Search code examples
pythonpython-datetime

Unexpected behaviour datetime.strptime parse when the format string lacks spaces


Trying to parse and validate a date and hour that has to have "yyyymmddhh" format. I want the function to raise an exception if the string does not conform the specified format, so I test two ill formed strings that hasn't the hour part:

Test 1. Results as expected

>>> datetime.strptime("20230609", "%Y%m%d%H")
Traceback (most recent call last):
  File "<stdin>", line 1, in <module>
  File "/home/user/miniconda3/lib/python3.10/_strptime.py", line 568, in _strptime_datetime
    tt, fraction, gmtoff_fraction = _strptime(data_string, format)
  File "/home/user/miniconda3/lib/python3.10/_strptime.py", line 349, in _strptime
    raise ValueError("time data %r does not match format %r" %
ValueError: time data '20230609' does not match format '%Y%m%d%H'

Test 2. Bug?

Only changing date from June 9th to June 10th:

>>> datetime.strptime("20230610", "%Y%m%d%H")
datetime.datetime(2023, 6, 1, 0, 0)

As I understand, %Y, %m, %d and %H expect zero padded fixed length numbers with a total of 10 chars, so the lack of spaces shoudn't fool the parser. Am i mistaken?

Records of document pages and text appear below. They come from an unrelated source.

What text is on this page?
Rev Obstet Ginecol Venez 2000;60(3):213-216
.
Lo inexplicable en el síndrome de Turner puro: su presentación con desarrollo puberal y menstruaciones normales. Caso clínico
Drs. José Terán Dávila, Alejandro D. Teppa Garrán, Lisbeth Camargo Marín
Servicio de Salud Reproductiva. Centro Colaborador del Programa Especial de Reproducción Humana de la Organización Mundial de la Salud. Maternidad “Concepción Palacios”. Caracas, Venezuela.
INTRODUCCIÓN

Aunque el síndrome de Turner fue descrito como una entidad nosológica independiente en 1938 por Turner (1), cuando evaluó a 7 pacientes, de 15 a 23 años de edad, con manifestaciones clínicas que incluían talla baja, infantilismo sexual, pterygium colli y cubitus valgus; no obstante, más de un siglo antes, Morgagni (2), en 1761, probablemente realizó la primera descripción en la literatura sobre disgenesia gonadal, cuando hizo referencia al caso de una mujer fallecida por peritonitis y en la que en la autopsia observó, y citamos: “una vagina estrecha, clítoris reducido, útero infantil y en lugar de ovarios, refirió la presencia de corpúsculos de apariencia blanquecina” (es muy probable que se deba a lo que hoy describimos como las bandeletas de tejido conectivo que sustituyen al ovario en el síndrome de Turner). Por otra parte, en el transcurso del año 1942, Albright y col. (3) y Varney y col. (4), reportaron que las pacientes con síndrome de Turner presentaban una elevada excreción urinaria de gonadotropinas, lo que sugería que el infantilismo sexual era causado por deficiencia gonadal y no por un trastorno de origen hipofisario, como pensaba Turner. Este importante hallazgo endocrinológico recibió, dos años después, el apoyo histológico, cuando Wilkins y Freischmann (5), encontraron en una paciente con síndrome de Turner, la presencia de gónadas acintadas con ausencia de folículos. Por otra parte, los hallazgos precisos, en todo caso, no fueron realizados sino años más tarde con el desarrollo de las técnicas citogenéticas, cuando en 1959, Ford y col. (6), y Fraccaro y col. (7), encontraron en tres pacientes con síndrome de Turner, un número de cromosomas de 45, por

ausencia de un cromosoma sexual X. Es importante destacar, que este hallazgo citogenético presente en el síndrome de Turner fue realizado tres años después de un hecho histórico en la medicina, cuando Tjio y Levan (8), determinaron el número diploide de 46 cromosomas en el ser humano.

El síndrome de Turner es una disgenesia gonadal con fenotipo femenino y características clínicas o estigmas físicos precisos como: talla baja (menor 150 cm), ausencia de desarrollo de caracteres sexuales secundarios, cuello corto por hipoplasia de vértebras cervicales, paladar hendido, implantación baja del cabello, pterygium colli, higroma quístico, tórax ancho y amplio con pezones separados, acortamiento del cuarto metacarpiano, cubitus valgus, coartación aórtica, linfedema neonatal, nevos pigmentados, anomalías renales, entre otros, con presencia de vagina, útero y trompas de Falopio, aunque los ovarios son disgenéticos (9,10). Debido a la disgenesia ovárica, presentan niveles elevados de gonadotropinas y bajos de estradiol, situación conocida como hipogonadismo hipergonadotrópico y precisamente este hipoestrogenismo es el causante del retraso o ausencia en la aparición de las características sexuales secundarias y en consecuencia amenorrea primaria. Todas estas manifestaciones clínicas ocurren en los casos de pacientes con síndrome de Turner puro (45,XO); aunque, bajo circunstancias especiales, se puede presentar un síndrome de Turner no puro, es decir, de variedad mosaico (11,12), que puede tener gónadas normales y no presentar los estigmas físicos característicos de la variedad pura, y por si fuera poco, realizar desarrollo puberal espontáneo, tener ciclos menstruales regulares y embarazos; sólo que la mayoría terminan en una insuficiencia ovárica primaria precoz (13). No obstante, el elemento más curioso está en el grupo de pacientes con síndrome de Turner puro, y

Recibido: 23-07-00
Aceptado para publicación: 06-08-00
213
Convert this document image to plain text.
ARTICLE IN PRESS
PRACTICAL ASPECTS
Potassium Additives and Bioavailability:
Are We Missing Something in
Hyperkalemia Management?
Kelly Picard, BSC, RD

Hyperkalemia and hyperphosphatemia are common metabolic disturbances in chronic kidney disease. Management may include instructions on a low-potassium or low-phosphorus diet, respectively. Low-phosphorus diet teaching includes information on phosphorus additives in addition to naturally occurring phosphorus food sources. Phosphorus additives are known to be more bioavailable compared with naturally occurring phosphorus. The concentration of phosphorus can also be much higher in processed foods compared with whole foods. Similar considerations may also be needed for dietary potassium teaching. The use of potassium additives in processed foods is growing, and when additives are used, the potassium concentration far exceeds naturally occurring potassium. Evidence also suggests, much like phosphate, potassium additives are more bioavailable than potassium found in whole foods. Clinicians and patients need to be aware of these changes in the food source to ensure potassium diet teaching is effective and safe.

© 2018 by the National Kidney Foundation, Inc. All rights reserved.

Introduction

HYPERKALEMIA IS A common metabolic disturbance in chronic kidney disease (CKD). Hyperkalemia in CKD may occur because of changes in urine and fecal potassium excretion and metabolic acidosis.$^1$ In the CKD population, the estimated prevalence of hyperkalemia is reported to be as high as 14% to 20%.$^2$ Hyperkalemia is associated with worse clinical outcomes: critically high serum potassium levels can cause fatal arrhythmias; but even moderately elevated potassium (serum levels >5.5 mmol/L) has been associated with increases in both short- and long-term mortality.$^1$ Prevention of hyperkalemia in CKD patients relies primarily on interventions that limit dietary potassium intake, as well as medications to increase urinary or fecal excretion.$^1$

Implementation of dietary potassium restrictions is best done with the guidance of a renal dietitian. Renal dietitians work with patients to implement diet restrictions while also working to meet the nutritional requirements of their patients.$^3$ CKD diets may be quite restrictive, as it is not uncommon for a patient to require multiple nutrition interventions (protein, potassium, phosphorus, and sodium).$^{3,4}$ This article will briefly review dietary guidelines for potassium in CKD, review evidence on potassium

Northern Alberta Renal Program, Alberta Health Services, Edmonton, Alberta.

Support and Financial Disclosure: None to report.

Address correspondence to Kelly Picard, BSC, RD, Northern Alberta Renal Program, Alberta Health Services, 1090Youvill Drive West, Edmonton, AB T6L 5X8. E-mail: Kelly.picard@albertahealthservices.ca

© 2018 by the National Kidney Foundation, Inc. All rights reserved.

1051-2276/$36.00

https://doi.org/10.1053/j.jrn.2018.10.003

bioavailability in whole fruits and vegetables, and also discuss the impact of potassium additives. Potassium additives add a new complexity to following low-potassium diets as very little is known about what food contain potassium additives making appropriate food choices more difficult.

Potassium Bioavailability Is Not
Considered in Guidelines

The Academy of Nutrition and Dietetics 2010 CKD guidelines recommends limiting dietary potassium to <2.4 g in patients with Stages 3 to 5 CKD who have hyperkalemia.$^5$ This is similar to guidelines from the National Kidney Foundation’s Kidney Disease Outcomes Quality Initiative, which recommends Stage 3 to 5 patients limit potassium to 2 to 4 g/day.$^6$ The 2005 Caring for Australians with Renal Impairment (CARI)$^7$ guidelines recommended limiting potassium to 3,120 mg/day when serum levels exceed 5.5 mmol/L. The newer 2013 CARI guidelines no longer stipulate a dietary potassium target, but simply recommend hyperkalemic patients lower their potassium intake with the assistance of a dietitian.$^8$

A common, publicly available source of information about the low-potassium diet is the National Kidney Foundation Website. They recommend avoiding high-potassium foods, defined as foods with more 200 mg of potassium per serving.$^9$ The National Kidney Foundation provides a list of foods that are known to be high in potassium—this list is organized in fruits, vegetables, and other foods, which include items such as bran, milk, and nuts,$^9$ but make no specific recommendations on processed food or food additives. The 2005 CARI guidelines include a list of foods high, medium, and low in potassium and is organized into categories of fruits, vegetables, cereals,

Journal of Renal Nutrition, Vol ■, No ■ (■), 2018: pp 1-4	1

Tested on python 3.7 and 3.10.


Solution

  • Note 9 in the documentation indicates the leading 0 is optional with strptime:

    When used with the strptime() method, the leading zero is optional for formats %d, %m, %H, %I, %M, %S, %j, %U, %W, and %V. Format %y does require a leading zero.

    So strptime takes advantage of the fact that it can consume 2023 with %Y, 06 with %m, but only 1, not 10, with %d, leaving 0 to match %H.

    With 20230609, 0 is not a valid day or month, so there is no interpretation that allows %Y%m%d to consume fewer than 8 characters, leaving nothing for %H.